Paying it forward to the next generation is an important part of who I am, and I wanted to be a part of a community that genuinely celebrated and embraced that. I found that to be abundantly clear at schools like Kellogg. I feel that you really cannot determine this type of fit by just listening in on informational sessions or reading online forums. It really takes being proactive in doing coffee chats, picking up the phone, and doing school visits.

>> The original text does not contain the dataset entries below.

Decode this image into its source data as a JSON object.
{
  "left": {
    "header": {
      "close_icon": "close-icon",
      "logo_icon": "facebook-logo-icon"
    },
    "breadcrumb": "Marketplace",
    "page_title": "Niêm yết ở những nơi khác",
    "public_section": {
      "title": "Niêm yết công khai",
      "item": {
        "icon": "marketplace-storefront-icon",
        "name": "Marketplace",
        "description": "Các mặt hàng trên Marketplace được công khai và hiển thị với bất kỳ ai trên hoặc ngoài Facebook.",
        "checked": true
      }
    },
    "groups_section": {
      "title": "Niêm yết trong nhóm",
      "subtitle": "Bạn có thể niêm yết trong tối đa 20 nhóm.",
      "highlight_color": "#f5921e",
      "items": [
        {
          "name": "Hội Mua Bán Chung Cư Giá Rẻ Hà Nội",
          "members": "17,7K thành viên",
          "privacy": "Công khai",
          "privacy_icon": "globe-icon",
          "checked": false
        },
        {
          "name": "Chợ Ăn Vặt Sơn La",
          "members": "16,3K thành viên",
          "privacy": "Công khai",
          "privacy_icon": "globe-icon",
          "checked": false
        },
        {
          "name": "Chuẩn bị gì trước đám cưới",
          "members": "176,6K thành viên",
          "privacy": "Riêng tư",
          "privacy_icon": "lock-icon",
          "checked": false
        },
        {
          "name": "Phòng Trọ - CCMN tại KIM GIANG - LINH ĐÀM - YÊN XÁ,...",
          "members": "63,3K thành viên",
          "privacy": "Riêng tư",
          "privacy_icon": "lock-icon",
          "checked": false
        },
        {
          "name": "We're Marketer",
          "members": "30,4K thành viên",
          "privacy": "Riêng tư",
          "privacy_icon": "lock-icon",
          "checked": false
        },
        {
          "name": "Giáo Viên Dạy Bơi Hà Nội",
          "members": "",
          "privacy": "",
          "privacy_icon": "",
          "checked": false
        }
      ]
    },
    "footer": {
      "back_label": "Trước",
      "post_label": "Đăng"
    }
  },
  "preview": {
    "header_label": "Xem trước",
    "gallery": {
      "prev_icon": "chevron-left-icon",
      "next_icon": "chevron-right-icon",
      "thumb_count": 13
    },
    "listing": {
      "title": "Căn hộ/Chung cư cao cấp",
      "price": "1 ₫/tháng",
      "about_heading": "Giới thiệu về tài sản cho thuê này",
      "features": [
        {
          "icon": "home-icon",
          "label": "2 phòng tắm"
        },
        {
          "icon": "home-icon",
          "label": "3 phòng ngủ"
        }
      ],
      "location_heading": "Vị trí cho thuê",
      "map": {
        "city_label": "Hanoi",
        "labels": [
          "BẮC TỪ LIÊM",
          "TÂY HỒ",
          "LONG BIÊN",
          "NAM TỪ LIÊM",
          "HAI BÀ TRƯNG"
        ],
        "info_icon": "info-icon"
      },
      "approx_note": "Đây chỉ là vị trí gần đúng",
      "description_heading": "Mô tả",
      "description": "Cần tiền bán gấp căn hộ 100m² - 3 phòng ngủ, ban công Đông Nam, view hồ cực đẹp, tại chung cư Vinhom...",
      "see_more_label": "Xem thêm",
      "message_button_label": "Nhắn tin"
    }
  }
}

What was your defining moment and how did it prepare you for business school?Getting a job at Deloitte was a big deal for me. I came from very humble beginnings, with an ample amount of external challenges including taking a very non-traditional career path. While it was an intimidating uphill battle, I went through a multi-year journey of consistent effort and taking big bets on myself to get in a position where I would be competitive for a large consulting firm. The numerous rejections and setbacks along the way not only set me up well for being an entrepreneur, but gave me the confidence in myself that I could accomplish seemingly impossible goals with discipline, hard work, and grit. As a Deloitte Consultant I realized the power of a strong, supportive network as well as the efficacy of a high-performing team. The past few years have been filled with numerous life and professional lessons that have positioned me well for this next chapter.

What is your favorite company and what could business students learn from them? I have two organizations that I admire for separate reasons. I believe that all businesses, not just MBA students, could learn a lot from IDEO’s work culture. With the increasing amount of discussion and action that corporations are involved in around diversity and inclusion, IDEO has shown that diversity and inclusion expands beyond race, gender, and culture. Diversity of thought, education, life experience, and talent are also important. Bridging the strengths of all these aspects in a flat-hierarchical environment can result in an impressive, humble, high-performing team.